For more information, also see: Best Data Analytics Tools
What Are The Three Main Predictive Analytics Models?
There are three predictive analytics models that are most commonly used:
Classification: Classification models categorize data to show relationships within a dataset. These models are used to answer questions with binary outputs like “yes or no.”
Clustering: Clustering models group data based on attributes without human intervention.
Time series: Time series models work to analyze data points that are collected over specific time periods, such as per hour or daily.
Once these models are planned, predictive analytics is quite simple. First, data is collected based on the type of prediction an organization wants to make. Then, one of these statistical models is developed and trained to predict outcomes using the collected data.
Once the model generates any kind of prediction, it can then be used to inform decisions. Through automation, some predictive models can even be instructed to perform actions based on predictions.
How Does Predictive Analytics Help Business?
Predictive analytics takes data analysis a step further. While basic data analysis can show us what happened and what to do about it, predictive analytics shows us what could happen and how we can intervene.
Predictive analytics offers a wide range of benefits across industries, from manufacturing to cybersecurity.

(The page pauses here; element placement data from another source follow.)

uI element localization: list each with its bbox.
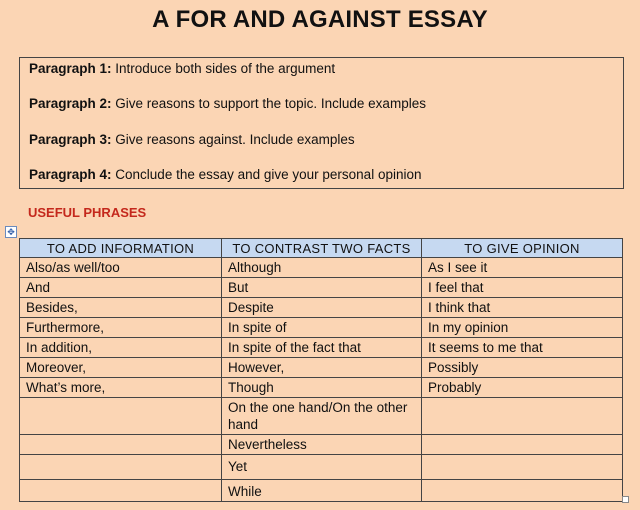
table-cell: As I see it [422,258,623,278]
table-cell: Though [222,378,422,398]
page-title: A FOR AND AGAINST ESSAY [152,6,488,33]
table-header-row [20,239,623,258]
table-cell: But [222,278,422,298]
table-row [20,298,623,318]
table-cell: Moreover, [20,358,222,378]
useful-phrases-table [19,238,623,502]
table-row [20,455,623,480]
table-cell: In my opinion [422,318,623,338]
useful-phrases-heading: USEFUL PHRASES [28,205,147,220]
table-cell: I think that [422,298,623,318]
table-cell [422,480,623,502]
table-cell: However, [222,358,422,378]
table-row [20,318,623,338]
table-cell: Also/as well/too [20,258,222,278]
table-cell: In spite of the fact that [222,338,422,358]
paragraph-4 [29,167,421,182]
paragraph-2 [29,96,426,111]
table-cell [422,398,623,435]
paragraph-3-text: Give reasons against. Include examples [111,132,355,147]
table-cell: Furthermore, [20,318,222,338]
table-cell: In spite of [222,318,422,338]
table-cell: Yet [222,455,422,480]
table-row [20,378,623,398]
table-row [20,435,623,455]
table-cell: It seems to me that [422,338,623,358]
table-row [20,358,623,378]
header-contrast-facts: TO CONTRAST TWO FACTS [222,239,422,258]
table-cell: Probably [422,378,623,398]
table-cell: Despite [222,298,422,318]
table-cell: In addition, [20,338,222,358]
table-cell: And [20,278,222,298]
header-give-opinion: TO GIVE OPINION [422,239,623,258]
table-cell: On the one hand/On the other hand [222,398,422,435]
table-resize-handle[interactable] [622,496,629,503]
table-cell [20,480,222,502]
table-cell: What’s more, [20,378,222,398]
paragraph-2-label: Paragraph 2: [29,96,112,111]
table-row [20,278,623,298]
table-cell [422,435,623,455]
table-move-handle-icon[interactable]: ✥ [5,226,17,238]
table-cell [20,435,222,455]
header-add-information: TO ADD INFORMATION [20,239,222,258]
table-cell [422,455,623,480]
paragraph-1 [29,61,335,76]
table-cell: Besides, [20,298,222,318]
table-row [20,338,623,358]
paragraph-3 [29,132,355,147]
table-cell [20,455,222,480]
table-row [20,258,623,278]
table-row [20,480,623,502]
paragraph-1-text: Introduce both sides of the argument [111,61,336,76]
table-cell: I feel that [422,278,623,298]
table-row [20,398,623,435]
paragraph-4-text: Conclude the essay and give your personal opinion [111,167,422,182]
paragraph-2-text: Give reasons to support the topic. Include examples [111,96,426,111]
table-cell: While [222,480,422,502]
table-cell: Possibly [422,358,623,378]
paragraph-1-label: Paragraph 1: [29,61,112,76]
table-cell: Although [222,258,422,278]
table-cell [20,398,222,435]
table-cell: Nevertheless [222,435,422,455]
paragraph-structure-box [19,57,624,189]
paragraph-4-label: Paragraph 4: [29,167,112,182]
paragraph-3-label: Paragraph 3: [29,132,112,147]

Reduces costly downtime in manufacturing
The average automotive manufacturer stands to lose $22,000 per minute during unplanned production downtime. Fortunately, through predictive analytics, manufacturers can make unplanned downtime a thing of the past.
Predictive analytics models can use historical data to find patterns that result in machine breakdowns, required maintenance, etc. Manufacturers can then mitigate risks before they result in costly downtime.

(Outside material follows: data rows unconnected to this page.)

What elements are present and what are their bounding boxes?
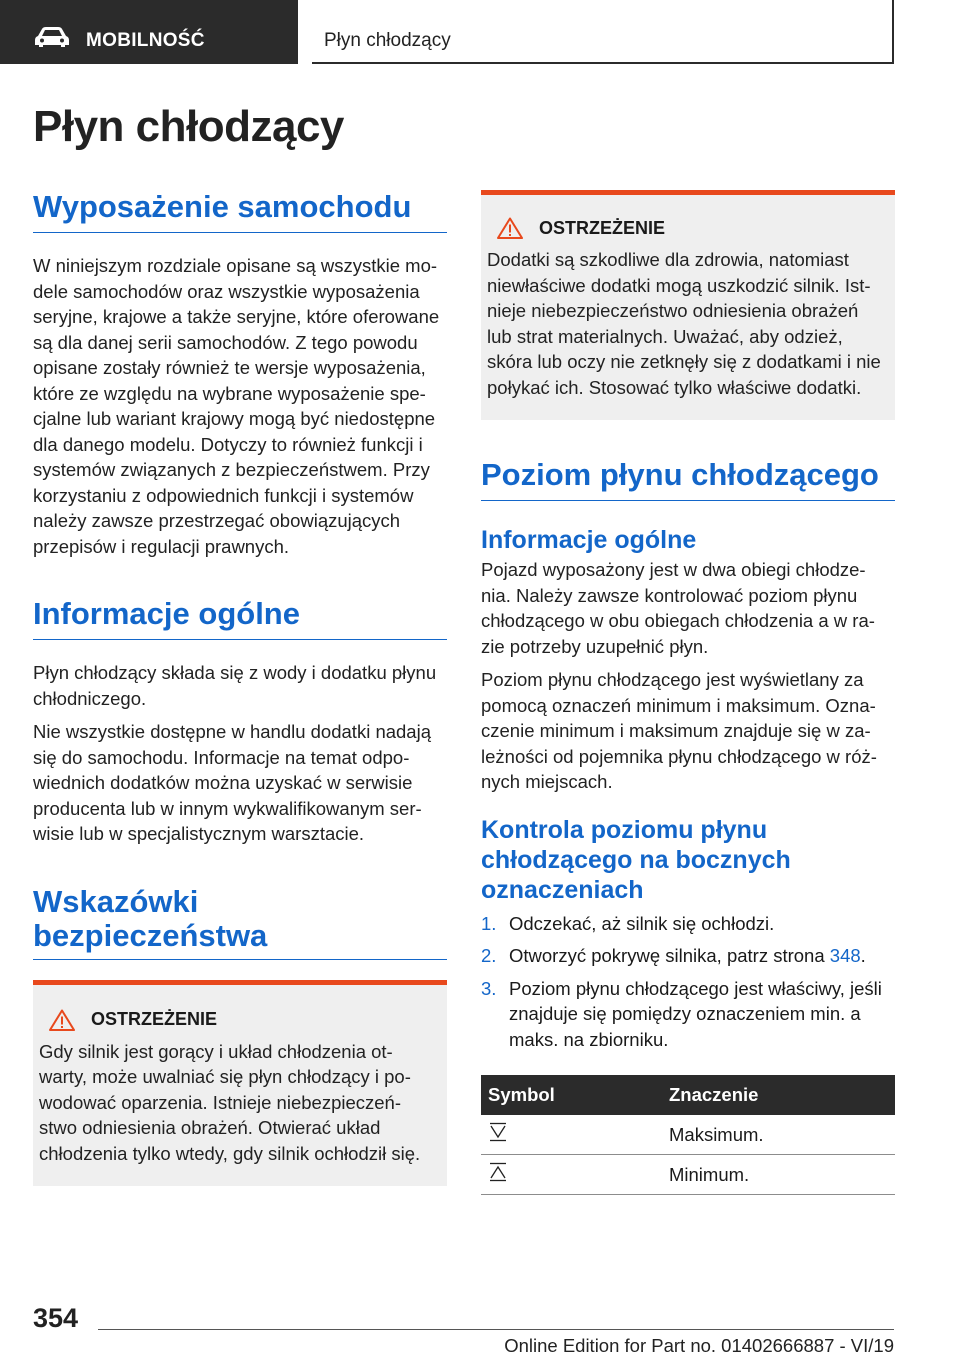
warning-text: Dodatki są szkodliwe dla zdrowia, natomiast niewłaściwe dodatki mogą uszkodzić silnik. Ist- nieje niebezpieczeństwo odniesienia obrażeń lub strat materialnych. Uważać, aby odzież, skóra lub oczy nie zetknęły się z dodatkami i nie połykać ich. Stosować tylko właściwe dodatki. [487, 249, 881, 398]
equipment-text: W niniejszym rozdziale opisane są wszystkie mo- dele samochodów oraz wszystkie wyposażenia seryjne, krajowe a także seryjne, które oferowane są dla danej serii samochodów. Z tego powodu opisane zostały również te wersje wyposażenia, które ze względu na wybrane wyposażenie spe- cjalne lub wariant krajowy mogą być niedostępne dla danego modelu. Dotyczy to również funkcji i systemów związanych z bezpieczeństwem. Przy korzystaniu z odpowiednich funkcji i systemów należy zawsze przestrzegać obowiązujących przepisów i regulacji prawnych. [33, 255, 440, 557]
heading-coolant-level: Poziom płynu chłodzącego [481, 458, 895, 501]
warning-label: OSTRZEŻENIE [91, 1009, 218, 1029]
warning-triangle-icon [49, 1009, 75, 1031]
steps-list [481, 911, 895, 1053]
general-info-p1: Płyn chłodzący składa się z wody i dodatku płynu chłodniczego. [33, 662, 437, 709]
table-row [481, 1115, 895, 1155]
heading-safety: Wskazówki bezpieczeństwa [33, 883, 268, 953]
list-item: 2. Otworzyć pokrywę silnika, patrz strona 348. [481, 945, 866, 966]
header-chapter [312, 0, 894, 64]
table-cell-meaning: Minimum. [662, 1155, 895, 1195]
subheading-level-check: Kontrola poziomu płynu chłodzącego na bocznych oznaczeniach [481, 815, 791, 904]
footer-divider [98, 1329, 894, 1330]
warning-label: OSTRZEŻENIE [539, 217, 666, 238]
list-item: 3. Poziom płynu chłodzącego jest właściwy, jeśli znajduje się pomiędzy oznaczeniem min. a maks. na zbiorniku. [481, 977, 882, 1050]
min-mark-icon [488, 1162, 508, 1182]
symbol-table [481, 1075, 895, 1195]
page-number: 354 [33, 1303, 79, 1333]
coolant-level-p1: Pojazd wyposażony jest w dwa obiegi chłodze- nia. Należy zawsze kontrolować poziom płynu chłodzącego w obu obiegach chłodzenia a w ra- zie potrzeby uzupełnić płyn. [481, 559, 875, 657]
table-cell-meaning: Maksimum. [662, 1115, 895, 1155]
table-row [481, 1155, 895, 1195]
table-header-meaning: Znaczenie [662, 1075, 895, 1115]
heading-general-info: Informacje ogólne [33, 597, 447, 640]
warning-triangle-icon [497, 217, 523, 239]
list-item: 1. Odczekać, aż silnik się ochłodzi. [481, 912, 775, 934]
subheading-general-info: Informacje ogólne [481, 526, 697, 554]
table-header-symbol: Symbol [481, 1075, 662, 1115]
general-info-p2: Nie wszystkie dostępne w handlu dodatki nadają się do samochodu. Informacje na temat odpo- wiednich dodatków można uzyskać w serwisie producenta lub w innym wykwalifikowanym ser- wisie lub w specjalistycznym warsztacie. [33, 721, 431, 844]
footer-edition: Online Edition for Part no. 01402666887 - VI/19 [504, 1335, 894, 1356]
left-column [33, 190, 447, 1186]
warning-box-right [481, 190, 895, 420]
warning-text: Gdy silnik jest gorący i układ chłodzenia ot- warty, może uwalniać się płyn chłodzący i po- wodować oparzenia. Istnieje niebezpieczeń- stwo odniesienia obrażeń. Otwierać układ chłodzenia tylko wtedy, gdy silnik ochłodził się. [39, 1040, 421, 1164]
coolant-level-p2: Poziom płynu chłodzącego jest wyświetlany za pomocą oznaczeń minimum i maksimum. Ozna- czenie minimum i maksimum znajduje się w za- leżności od pojemnika płynu chłodzącego w róż- nych miejscach. [481, 669, 877, 792]
warning-box-left [33, 980, 447, 1187]
page-link[interactable]: 348 [829, 945, 861, 966]
section-name: MOBILNOŚĆ [86, 30, 205, 51]
heading-equipment: Wyposażenie samochodu [33, 190, 447, 233]
max-mark-icon [488, 1122, 508, 1142]
page-title: Płyn chłodzący [33, 102, 344, 151]
header-section-tab [0, 0, 298, 64]
right-column [481, 190, 895, 1195]
chapter-name: Płyn chłodzący [324, 30, 451, 51]
car-icon [34, 26, 70, 48]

Improves patient outcomes in healthcare
The healthcare industry can benefit from predictive analytics in many ways. For example, predictive models can be used to determine a patient’s risk factors for diseases such as diabetes and heart disease. As a result, physicians can provide better preventative care.
Ensures product availability in retail
Retailers must be privy to what customers want to drive revenue. That’s why many retailers are turning to predictive analytics to improve product availability.

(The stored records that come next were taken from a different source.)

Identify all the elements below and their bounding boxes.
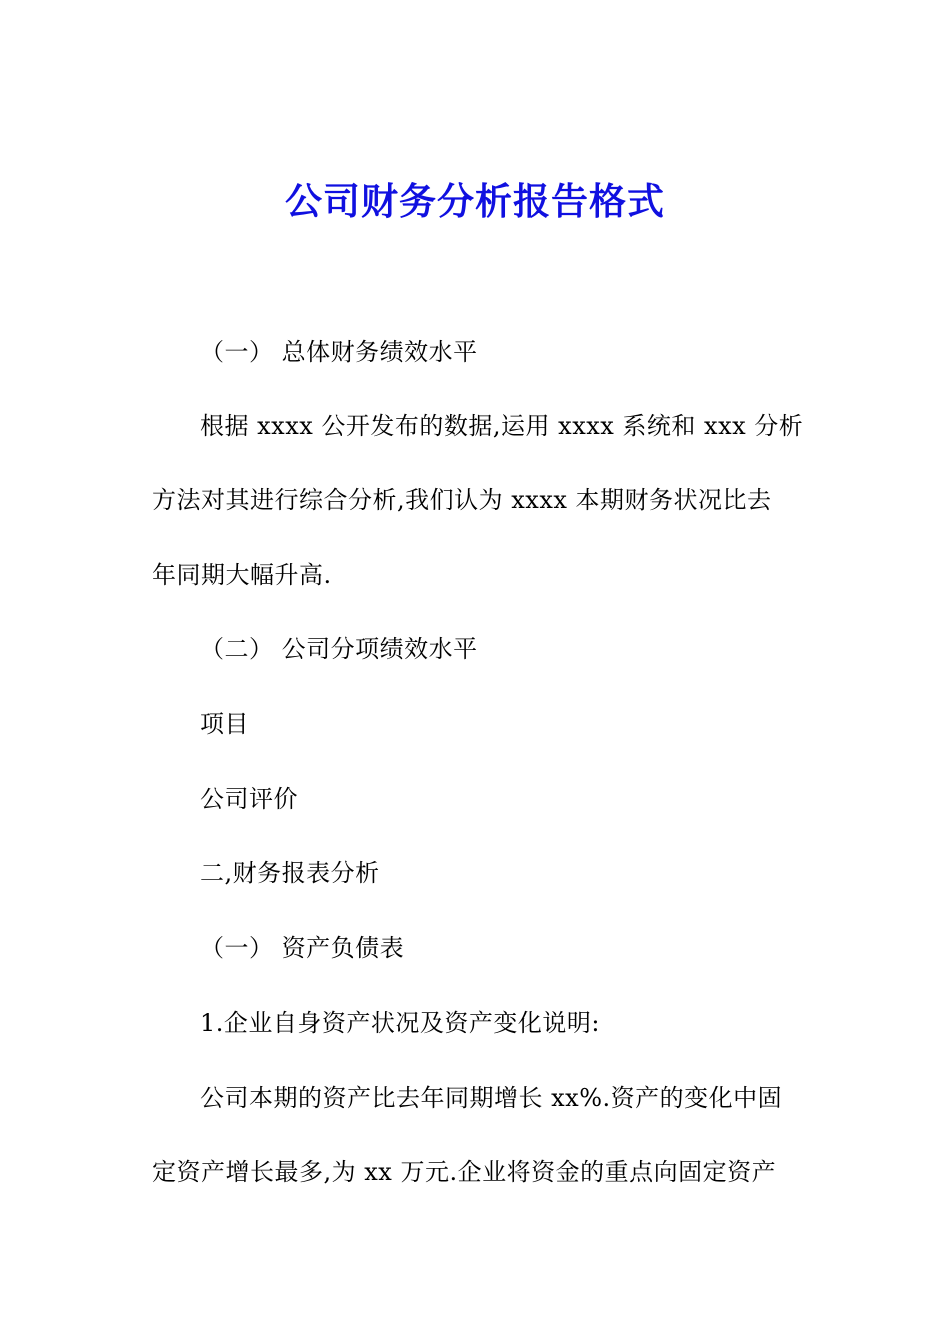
- label-company-evaluation: 公司评价: [200, 785, 298, 813]
- paragraph-line: 公司本期的资产比去年同期增长 xx%.资产的变化中固: [200, 1084, 783, 1112]
- paragraph-line: 方法对其进行综合分析,我们认为 xxxx 本期财务状况比去: [152, 486, 772, 514]
- label-item: 项目: [200, 710, 249, 738]
- subheading-asset-status: 1.企业自身资产状况及资产变化说明:: [200, 1009, 600, 1037]
- section-heading-item-performance: （二） 公司分项绩效水平: [200, 635, 478, 663]
- section-heading-statement-analysis: 二,财务报表分析: [200, 859, 380, 887]
- paragraph-line: 根据 xxxx 公开发布的数据,运用 xxxx 系统和 xxx 分析: [200, 412, 804, 440]
- paragraph-line: 年同期大幅升高.: [152, 561, 332, 589]
- paragraph-line: 定资产增长最多,为 xx 万元.企业将资金的重点向固定资产: [152, 1158, 777, 1186]
- section-heading-balance-sheet: （一） 资产负债表: [200, 934, 405, 962]
- document-title: 公司财务分析报告格式: [285, 180, 665, 223]
- section-heading-overall-performance: （一） 总体财务绩效水平: [200, 338, 478, 366]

For example, predictive models can predict which products that will be in higher demand during certain seasons. Retailers can then ensure they have adequate inventory to deliver on customer needs.
Predicts and minimizes risks in cybersecurity
Cyber attacks can be seriously damaging to any organization. According to research by IBM, the average data breach costs $9.44 million on average. Predictive analytics can support organizations in minimizing and even preventing damage.
For example, predictive models can pinpoint trends that indicate potential risks. Organizations can then improve security in these areas to prevent attacks and data loss.
For more information, also see: Data Mining Techniques
Bottom Line: What is the Future of Predictive Analytics?
As mentioned earlier, the predictive analytics market is expected to grow quickly in the next five years. But what does the future look like?
Predictive analytics will continue to gain in popularity. And as technology such as machine learning and AI become more widely accessible, more organizations, both large and small, will be able to take advantage of predictive analytics.
Predictive analytics will lead the charge in pioneering the use of other forms of data analytics, such as prescriptive analytics. This method not only predicts outcomes but instructs organizations on the actions they should take in relation to the outcomes.
What comes next? For now, organizations must develop data analytics strategies that fit their goals and make room for new, forward-looking analytics methods as they evolve.